Carla Verbano si fa aiutare nella parte di indagine e di riflessione dalla penna di un bravo giornalista del Corsera, Alessandro Capponi, apprezzato anche come narratore. Carla e Alessandro presentano una serie di interrogativi cui la politica, lo Stato, la magistratura non hanno saputo offrire alcuna risposta. Chiedono conto della fine che ha fatto il famoso “Dossier Verbano”, uno spesso quaderno Pigna corredato di un corposo servizio fotografico in cui Valerio aveva raccolto informazioni, nomi, facce, numeri di telefono e supposizioni personali sul panorama neofascista romano. Un quaderno che la famiglia Verbano ha chiesto ufficialmente di riavere una volta chiuse le infruttuose indagini, ma che gli è stato negato. La mamma di Valerio pensa che quel dossier sia uno dei possibili motivi dell’uccisione del figlio. Ma Carla e Alessandro raccontano anzitutto per chi di quegli anni non sa niente o abbastanza. In questo senso, il capitolo “Andiamo a passeggiare” dovrebbe essere letto nelle scuole, o per lo meno nelle scuole del quadrante Trieste-Parioli-Salario-Monte Sacro, le cui strade sono oggi punteggiate di lapidi di marmo che ricordano le decine di militanti, magistrati, poliziotti, professori uccisi sul selciato per seguire un’ideologia o un piano folle di rivoluzione.

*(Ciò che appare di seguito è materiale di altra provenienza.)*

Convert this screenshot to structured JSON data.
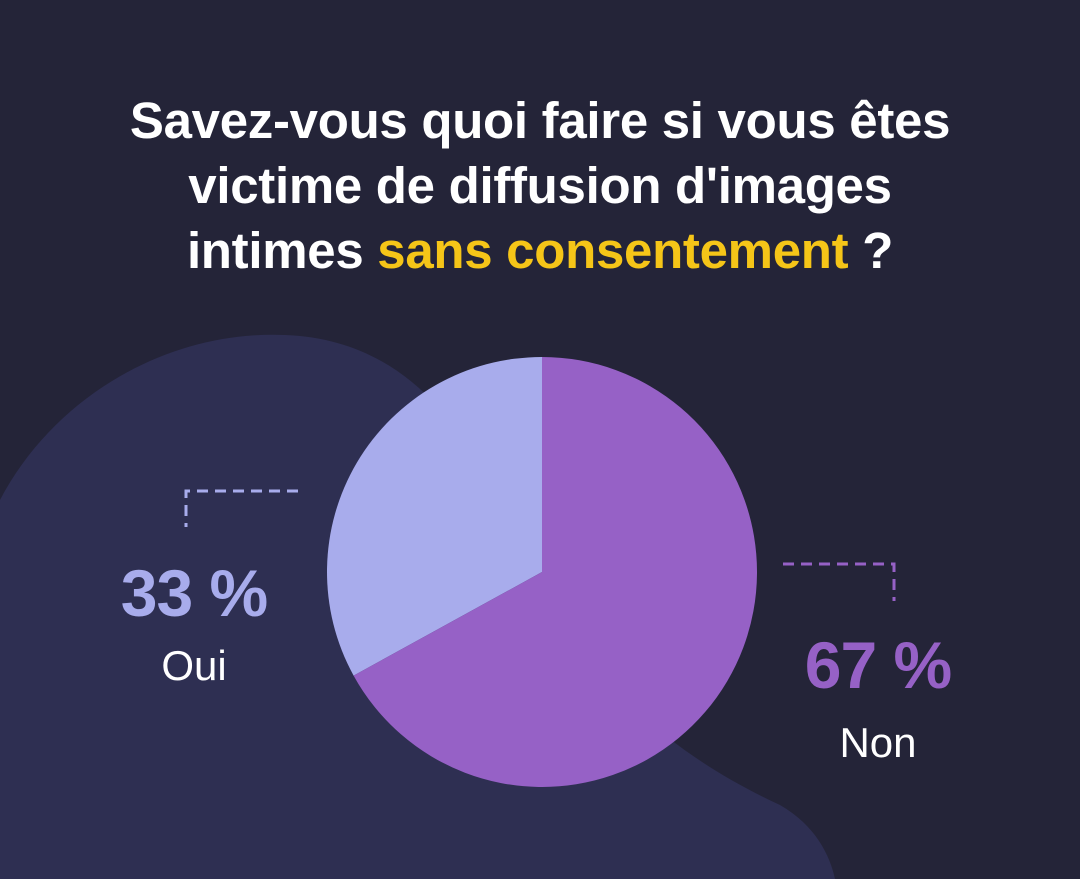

Carla Verbano ha scritto questo bellissimo memoriale all’età di 86 anni, a trent’anni dalla morte di Valerio. Ed è poi morta, due anni dopo, senza avere la soddisfazione di poter incontrare una seconda volta l’assassino del figlio. Non ha mai potuto dirgli quella cosa a cui teneva. Non ha mai potuto chiedergli “Perché Valerio”. E allora queste pagine assumono un tono lirico, proprio per la loro completa, assoluta mancanza di retorica. Diventano una forma di poesia contemporanea, ricca di dignità e di intelligenza. Carla, con fare perfino ammiccante e genuino, racconta chi era quello scapestrato di Valerio: i suoi guai con la giustizia a 16 anni, le sue corse in Vespa, le botte al liceo Archimede, e tratteggia una Roma in cui era possibile morire per gli abiti che si indossavano o la musica che si ascoltava.
Nel panorama dei memoriali scritti da familiari delle vittime del terrorismo, tutti da leggere e da rispettare a prescindere dal colore politico di chi racconta, questo è uno dei testi più dolci e struggenti che si possano fare propri.